Mount Kilimanjaro consists of 5 unique environmental zones forming the journey to its peak. The first 6,000 ft is a landscape of ideal farming land; the rich soil ensures prosperous growth of flowers and plants, creating the perfect habitat for many birds, insects and other animals. The second zone, between approximately 6 and 9,000 ft, is a humid rain forest. Lions, elephants, giraffes and wild dogs roam freely through the dense jungle terrain, while tropical birds share the skies with bearded vultures, gliding atop a lush green canopy of olive, fig, juniper trees and date palms. The third zone begins at just over 13,000 ft. At such high altitudes oxygen levels decline preventing the survival of most animals and plants here. Vegetation is reduced to grasses and wild flowers, and few animals other than lions, wild dogs and elands have been seen roaming this area. Rising up to the fourth zone, the climate becomes hot and dry during the day, yet freezing cold at night. Only lichen, mosses and a few grasses can survive such adverse temperatures, with just the odd rodent, bird and insect for company. The fifth and final zone will see you to the summit. The thin air and freezing conditions mean that no animals can survive here; hardy lichen are the only organisms, clinging to rocks that peak through the snow.
During the 1800s, the people living in the shadow of the mountain feared evil spirits that roamed the mountain, protecting it. It was believed they would kill anyone who tried to climb it. The evil spirits turned out to be snow and freezing temperatures, and in 1889 Hans Meyer and Ludwig Purtscheller successfully reached its summit.

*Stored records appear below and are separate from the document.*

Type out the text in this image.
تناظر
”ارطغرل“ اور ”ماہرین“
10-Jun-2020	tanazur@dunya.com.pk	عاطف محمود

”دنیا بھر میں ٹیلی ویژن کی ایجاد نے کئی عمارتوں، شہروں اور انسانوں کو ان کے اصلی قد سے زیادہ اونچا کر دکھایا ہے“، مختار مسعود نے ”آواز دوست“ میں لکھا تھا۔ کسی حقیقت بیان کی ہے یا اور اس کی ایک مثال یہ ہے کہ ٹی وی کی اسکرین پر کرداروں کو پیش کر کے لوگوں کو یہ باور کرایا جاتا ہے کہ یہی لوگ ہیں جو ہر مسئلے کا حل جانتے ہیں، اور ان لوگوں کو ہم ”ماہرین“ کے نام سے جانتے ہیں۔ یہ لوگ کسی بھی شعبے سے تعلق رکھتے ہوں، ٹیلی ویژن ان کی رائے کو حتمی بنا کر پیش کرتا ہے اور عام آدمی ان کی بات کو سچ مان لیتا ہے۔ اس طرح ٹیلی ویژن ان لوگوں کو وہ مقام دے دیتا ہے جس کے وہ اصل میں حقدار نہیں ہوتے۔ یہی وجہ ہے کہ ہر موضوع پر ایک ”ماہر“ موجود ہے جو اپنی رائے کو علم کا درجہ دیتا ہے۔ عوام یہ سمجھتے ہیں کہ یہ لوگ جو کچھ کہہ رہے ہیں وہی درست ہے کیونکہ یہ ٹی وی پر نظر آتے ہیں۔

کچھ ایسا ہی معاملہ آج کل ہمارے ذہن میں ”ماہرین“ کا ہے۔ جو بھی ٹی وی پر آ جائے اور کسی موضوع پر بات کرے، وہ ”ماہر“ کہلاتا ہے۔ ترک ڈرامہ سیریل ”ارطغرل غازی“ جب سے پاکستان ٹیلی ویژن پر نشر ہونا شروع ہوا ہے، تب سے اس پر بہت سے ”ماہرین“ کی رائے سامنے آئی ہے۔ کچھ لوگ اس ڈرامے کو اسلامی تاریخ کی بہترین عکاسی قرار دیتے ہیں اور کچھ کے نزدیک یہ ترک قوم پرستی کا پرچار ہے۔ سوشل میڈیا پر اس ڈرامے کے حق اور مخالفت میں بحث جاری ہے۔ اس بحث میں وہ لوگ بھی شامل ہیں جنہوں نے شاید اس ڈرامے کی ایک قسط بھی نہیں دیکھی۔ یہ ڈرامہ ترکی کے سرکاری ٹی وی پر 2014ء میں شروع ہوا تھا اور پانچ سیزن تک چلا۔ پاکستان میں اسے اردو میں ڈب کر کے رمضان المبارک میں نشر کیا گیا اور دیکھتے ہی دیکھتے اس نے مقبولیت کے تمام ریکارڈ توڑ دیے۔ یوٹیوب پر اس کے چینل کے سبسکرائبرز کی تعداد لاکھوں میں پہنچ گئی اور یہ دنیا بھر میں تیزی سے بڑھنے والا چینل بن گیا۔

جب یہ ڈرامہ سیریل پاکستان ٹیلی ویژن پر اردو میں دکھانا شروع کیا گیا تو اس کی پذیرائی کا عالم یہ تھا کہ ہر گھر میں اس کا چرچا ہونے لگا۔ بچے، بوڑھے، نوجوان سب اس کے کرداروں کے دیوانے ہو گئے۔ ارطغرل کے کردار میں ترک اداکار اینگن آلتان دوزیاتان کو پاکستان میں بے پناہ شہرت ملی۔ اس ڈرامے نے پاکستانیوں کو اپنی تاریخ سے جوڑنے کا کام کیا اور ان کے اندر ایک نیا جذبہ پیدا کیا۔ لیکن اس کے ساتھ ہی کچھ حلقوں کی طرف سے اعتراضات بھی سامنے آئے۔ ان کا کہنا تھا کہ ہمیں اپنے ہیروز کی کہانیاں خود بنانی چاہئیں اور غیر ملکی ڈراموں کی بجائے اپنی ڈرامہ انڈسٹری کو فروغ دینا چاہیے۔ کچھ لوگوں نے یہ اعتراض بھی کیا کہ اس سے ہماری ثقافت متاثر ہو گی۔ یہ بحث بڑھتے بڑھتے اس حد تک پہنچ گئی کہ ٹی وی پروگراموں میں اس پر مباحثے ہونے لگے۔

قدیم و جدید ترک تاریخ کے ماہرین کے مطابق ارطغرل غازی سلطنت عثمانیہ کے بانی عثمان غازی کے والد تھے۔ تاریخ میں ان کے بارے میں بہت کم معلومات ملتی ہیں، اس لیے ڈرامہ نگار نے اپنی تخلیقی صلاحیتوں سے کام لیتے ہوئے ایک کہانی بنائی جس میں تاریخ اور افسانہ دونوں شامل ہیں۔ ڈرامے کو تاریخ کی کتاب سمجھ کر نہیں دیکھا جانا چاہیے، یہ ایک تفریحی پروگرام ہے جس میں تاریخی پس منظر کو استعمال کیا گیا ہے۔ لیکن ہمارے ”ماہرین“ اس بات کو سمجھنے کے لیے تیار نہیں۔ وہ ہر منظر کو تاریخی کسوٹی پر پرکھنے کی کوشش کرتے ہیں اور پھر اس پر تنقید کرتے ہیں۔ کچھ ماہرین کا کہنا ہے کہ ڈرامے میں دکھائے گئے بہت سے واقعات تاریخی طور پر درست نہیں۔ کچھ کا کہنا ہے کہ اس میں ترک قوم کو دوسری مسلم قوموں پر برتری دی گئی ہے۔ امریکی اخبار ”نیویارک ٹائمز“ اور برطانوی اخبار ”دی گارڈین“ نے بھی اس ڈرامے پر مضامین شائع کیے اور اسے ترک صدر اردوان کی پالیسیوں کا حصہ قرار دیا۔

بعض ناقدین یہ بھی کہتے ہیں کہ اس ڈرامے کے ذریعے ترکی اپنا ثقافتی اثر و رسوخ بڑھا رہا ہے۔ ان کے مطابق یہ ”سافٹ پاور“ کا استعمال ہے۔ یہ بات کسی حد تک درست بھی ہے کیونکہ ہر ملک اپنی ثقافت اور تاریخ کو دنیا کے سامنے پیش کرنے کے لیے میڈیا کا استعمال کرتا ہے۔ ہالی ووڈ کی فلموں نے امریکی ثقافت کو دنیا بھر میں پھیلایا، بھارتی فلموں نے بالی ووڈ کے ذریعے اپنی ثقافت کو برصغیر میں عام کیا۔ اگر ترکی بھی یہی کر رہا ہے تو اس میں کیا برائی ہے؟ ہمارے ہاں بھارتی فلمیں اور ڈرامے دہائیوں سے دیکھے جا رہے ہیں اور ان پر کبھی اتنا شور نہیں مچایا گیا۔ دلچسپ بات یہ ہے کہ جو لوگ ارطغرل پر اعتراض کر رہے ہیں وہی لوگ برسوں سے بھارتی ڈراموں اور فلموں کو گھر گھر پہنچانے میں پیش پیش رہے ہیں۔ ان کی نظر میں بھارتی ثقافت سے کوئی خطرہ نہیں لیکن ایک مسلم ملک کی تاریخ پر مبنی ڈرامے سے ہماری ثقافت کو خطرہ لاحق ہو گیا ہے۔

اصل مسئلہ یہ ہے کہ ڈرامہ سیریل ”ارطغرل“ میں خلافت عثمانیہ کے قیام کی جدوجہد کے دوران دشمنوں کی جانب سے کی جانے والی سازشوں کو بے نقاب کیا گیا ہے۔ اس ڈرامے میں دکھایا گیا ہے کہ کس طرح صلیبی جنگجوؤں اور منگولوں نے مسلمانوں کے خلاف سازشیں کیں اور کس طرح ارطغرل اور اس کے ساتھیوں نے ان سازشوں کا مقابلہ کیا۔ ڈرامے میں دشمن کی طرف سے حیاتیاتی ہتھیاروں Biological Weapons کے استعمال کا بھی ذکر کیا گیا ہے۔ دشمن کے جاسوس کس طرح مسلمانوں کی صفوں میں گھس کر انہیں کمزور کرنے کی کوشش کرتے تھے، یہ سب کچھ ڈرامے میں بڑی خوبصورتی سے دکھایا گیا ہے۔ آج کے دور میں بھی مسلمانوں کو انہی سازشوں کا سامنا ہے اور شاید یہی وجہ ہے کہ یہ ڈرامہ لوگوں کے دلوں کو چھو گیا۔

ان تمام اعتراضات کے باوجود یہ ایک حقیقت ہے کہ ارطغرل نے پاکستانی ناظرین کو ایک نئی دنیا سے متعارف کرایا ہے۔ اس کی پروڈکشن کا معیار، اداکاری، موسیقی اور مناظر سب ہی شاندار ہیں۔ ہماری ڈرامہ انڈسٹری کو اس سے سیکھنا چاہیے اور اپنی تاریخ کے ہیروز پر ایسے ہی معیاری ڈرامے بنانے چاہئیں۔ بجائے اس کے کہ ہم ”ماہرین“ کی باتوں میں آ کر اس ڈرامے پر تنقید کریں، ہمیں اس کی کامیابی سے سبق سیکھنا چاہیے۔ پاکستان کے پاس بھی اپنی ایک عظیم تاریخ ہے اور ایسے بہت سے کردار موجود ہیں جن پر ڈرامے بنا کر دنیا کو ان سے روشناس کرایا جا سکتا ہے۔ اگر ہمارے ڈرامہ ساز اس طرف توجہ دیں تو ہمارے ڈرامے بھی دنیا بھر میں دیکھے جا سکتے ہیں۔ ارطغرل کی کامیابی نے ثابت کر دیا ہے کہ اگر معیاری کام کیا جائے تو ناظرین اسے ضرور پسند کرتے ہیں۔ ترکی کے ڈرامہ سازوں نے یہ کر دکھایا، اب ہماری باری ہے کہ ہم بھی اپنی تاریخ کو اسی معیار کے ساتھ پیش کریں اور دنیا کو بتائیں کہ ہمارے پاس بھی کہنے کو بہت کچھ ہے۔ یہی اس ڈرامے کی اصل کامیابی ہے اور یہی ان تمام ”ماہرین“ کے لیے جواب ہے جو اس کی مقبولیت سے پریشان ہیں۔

Contrary to popular belief, you don’t need to be an expert to conquer Mount Kilimanjaro. Different routes have been planned for climbers of all abilities, and many companies offer professionally guided excursions to its summit. However, the journey is challenging, and even experienced climbers must take extreme care; ascending or descending too quickly can cause altitude sickness. The atmosphere at the mountain’s peak is just half of at its base, making it ever more important to be careful. All sorts of reasons give people the motivation to climb – many raise money for charity, others just do it for the physical challenge and fun. Whatever your reason for attempting this exhilarating challenge, the feeling you get upon reaching the summit is like no other; a feeling of immense pride and accomplishment will overwhelm you as you take in the breathtaking view (with not one single evil spirit in sight!)